Decades before crooning in 1982’s Honkytonk Man, Eastwood warbles in the worst way possible as Pardner in Paint Your Wagon (1969), actually making history’s strongest case for dubbing.

Any Which Way You Can (1980).

Letting the tough-guy facade crack just a tad, Eastwood (as Philo Beddoe) stifles laughter and—gasp!—actually smiles when realizing some motorcycle thugs are wearing the worst wigs known to man in the orangutan-aided Any Which Way You Can (1980).

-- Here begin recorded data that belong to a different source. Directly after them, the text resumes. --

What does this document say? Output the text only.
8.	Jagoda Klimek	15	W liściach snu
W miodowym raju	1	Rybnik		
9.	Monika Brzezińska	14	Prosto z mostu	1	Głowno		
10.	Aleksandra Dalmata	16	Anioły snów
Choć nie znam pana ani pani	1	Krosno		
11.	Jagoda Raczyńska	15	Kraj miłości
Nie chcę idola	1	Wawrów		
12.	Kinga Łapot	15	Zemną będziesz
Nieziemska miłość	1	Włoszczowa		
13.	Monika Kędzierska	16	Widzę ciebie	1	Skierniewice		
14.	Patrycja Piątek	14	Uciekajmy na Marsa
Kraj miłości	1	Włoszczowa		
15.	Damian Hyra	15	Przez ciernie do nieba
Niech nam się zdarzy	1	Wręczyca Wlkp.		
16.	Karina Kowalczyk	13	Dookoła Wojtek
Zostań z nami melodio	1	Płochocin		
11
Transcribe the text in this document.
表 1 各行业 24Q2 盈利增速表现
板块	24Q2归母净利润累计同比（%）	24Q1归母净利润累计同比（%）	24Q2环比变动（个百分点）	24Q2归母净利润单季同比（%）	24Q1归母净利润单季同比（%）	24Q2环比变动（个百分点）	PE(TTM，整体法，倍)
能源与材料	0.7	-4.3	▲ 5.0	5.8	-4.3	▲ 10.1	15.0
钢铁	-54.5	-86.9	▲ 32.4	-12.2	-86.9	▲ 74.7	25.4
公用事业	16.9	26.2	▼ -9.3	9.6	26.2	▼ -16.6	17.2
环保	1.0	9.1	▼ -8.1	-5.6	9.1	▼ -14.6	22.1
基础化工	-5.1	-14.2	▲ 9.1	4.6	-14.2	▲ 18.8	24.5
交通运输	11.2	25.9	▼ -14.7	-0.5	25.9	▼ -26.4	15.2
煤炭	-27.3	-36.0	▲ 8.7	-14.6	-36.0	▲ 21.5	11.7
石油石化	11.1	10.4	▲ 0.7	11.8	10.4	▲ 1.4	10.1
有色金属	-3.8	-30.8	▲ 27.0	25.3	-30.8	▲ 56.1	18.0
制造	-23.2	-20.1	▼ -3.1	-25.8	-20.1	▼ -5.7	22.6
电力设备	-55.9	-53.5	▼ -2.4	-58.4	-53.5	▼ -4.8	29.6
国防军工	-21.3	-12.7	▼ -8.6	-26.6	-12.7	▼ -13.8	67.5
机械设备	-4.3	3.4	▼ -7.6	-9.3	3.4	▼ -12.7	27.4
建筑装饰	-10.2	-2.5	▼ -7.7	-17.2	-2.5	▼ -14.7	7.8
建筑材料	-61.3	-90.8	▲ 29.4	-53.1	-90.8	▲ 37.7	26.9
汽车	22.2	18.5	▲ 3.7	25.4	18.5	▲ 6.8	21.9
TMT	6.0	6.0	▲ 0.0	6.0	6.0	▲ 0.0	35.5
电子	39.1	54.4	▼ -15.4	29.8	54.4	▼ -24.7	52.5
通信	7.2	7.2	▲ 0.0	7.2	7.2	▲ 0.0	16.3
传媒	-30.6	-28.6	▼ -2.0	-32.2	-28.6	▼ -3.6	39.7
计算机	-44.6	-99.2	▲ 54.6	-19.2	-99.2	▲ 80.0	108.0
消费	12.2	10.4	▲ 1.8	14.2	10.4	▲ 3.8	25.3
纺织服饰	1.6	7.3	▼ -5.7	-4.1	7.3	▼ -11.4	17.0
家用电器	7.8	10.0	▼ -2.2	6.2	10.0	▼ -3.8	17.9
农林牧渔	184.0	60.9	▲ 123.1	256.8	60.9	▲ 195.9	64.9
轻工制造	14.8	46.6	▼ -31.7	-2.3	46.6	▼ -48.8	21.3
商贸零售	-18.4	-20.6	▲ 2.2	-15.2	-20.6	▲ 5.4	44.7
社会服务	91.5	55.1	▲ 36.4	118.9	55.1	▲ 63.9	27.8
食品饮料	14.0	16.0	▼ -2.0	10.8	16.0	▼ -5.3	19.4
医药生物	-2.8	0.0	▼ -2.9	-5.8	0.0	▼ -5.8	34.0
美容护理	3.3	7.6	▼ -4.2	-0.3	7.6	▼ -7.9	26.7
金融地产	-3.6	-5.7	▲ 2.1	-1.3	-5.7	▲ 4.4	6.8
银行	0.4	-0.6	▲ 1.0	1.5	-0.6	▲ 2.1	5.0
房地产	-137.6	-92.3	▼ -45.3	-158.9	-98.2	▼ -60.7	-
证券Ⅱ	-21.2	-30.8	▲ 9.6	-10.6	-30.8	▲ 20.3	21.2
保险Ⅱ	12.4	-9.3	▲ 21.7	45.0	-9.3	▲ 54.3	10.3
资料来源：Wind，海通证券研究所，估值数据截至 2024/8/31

It seemed liked a good idea to team Eastwood and Burt Reynolds in a ’30s shoot-em-up called City Heat (1984). But the two have little chemistry—Eastwood works better alone. Somewhere in there there’s a big gunfight on the street, and Eastwood shows up and sits in his car for a whole minute before he gets out and starts shooting bad guys. It’s supposed to be funny, but it’s lifeless, and Eastwood with a gun should never be lifeless.

Space Cowboys (2000).

Playing an elderly, has-been astronaut in Space Cowboys (2000), Eastwood toasts with an Ensure meal-replacement drink and jokes about having a heart attack while training for a NASA old-timers mission. What’s next, Godzilla with dentures?